World Bank reports indicate that Iraq is experiencing a state of “distorted capitalism,” with oil still funding more than 90% of the general budget, the private sector suffering from bureaucracy and a weak banking system, while the bloated public sector continues to drain resources. Amer al-Fayez, a leader in the Coordination Framework behind al-Zaidi
, revealed that the Prime Minister requested broad legislative support from Parliament during the last meeting, particularly regarding banking sector reform. He told Al-Mada that all previous governments had spoken about encouraging foreign investment, but the difference today lies in the greater security stability and the move towards changing banking policies.

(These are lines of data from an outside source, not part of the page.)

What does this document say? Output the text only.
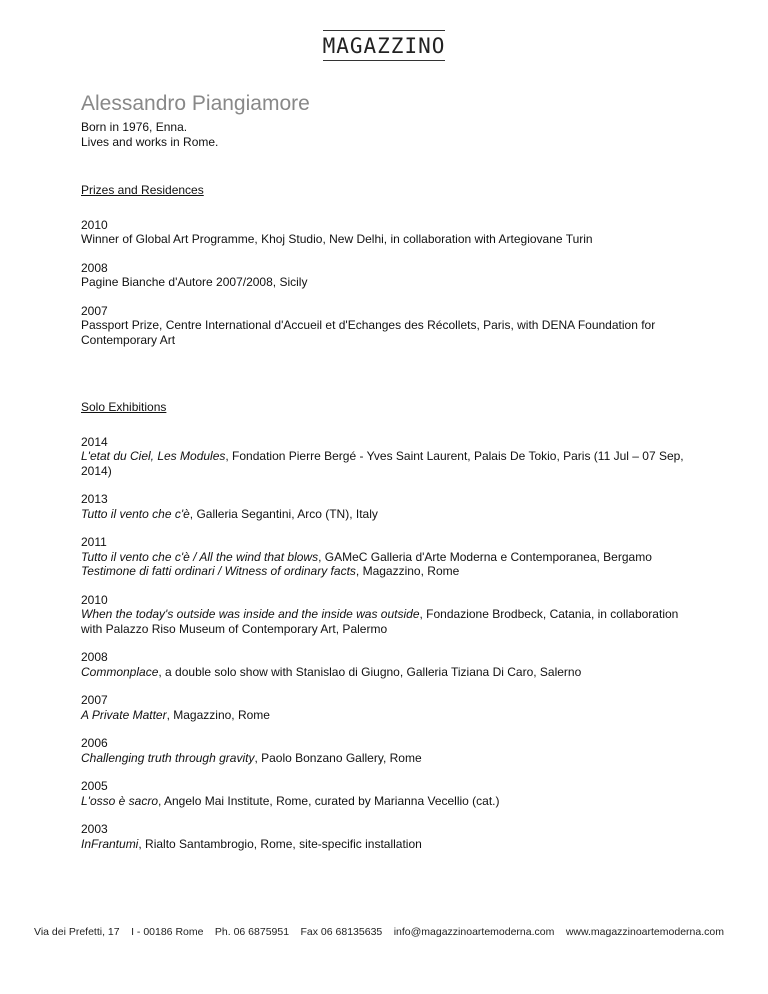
MAGAZZINO
Alessandro Piangiamore
Born in 1976, Enna.
Lives and works in Rome.
Prizes and Residences
2010
Winner of Global Art Programme, Khoj Studio, New Delhi, in collaboration with Artegiovane Turin
2008
Pagine Bianche d'Autore 2007/2008, Sicily
2007
Passport Prize, Centre International d'Accueil et d'Echanges des Récollets, Paris, with DENA Foundation for Contemporary Art
Solo Exhibitions
2014
L'etat du Ciel, Les Modules, Fondation Pierre Bergé - Yves Saint Laurent, Palais De Tokio, Paris (11 Jul – 07 Sep, 2014)
2013
Tutto il vento che c'è, Galleria Segantini, Arco (TN), Italy
2011
Tutto il vento che c'è / All the wind that blows, GAMeC Galleria d'Arte Moderna e Contemporanea, Bergamo
Testimone di fatti ordinari / Witness of ordinary facts, Magazzino, Rome
2010
When the today's outside was inside and the inside was outside, Fondazione Brodbeck, Catania, in collaboration with Palazzo Riso Museum of Contemporary Art, Palermo
2008
Commonplace, a double solo show with Stanislao di Giugno, Galleria Tiziana Di Caro, Salerno
2007
A Private Matter, Magazzino, Rome
2006
Challenging truth through gravity, Paolo Bonzano Gallery, Rome
2005
L'osso è sacro, Angelo Mai Institute, Rome, curated by Marianna Vecellio (cat.)
2003
InFrantumi, Rialto Santambrogio, Rome, site-specific installation
Via dei Prefetti, 17 I - 00186 Rome Ph. 06 6875951 Fax 06 68135635 info@magazzinoartemoderna.com www.magazzinoartemoderna.com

Al-Fayez confirmed that the Coordination Framework endorsed the reform vision presented by Al-Zidi, and the political blocs pledged to push their representatives to support the necessary legislation for the project’s success. In the official statement following Monday’s meeting, the Framework announced its full support for the government “parliamentary, politically, and in the media,” emphasizing the need to expedite the completion of the cabinet and to support the proposed solutions for addressing the economic and electricity crises, as well as activating labor and social security laws.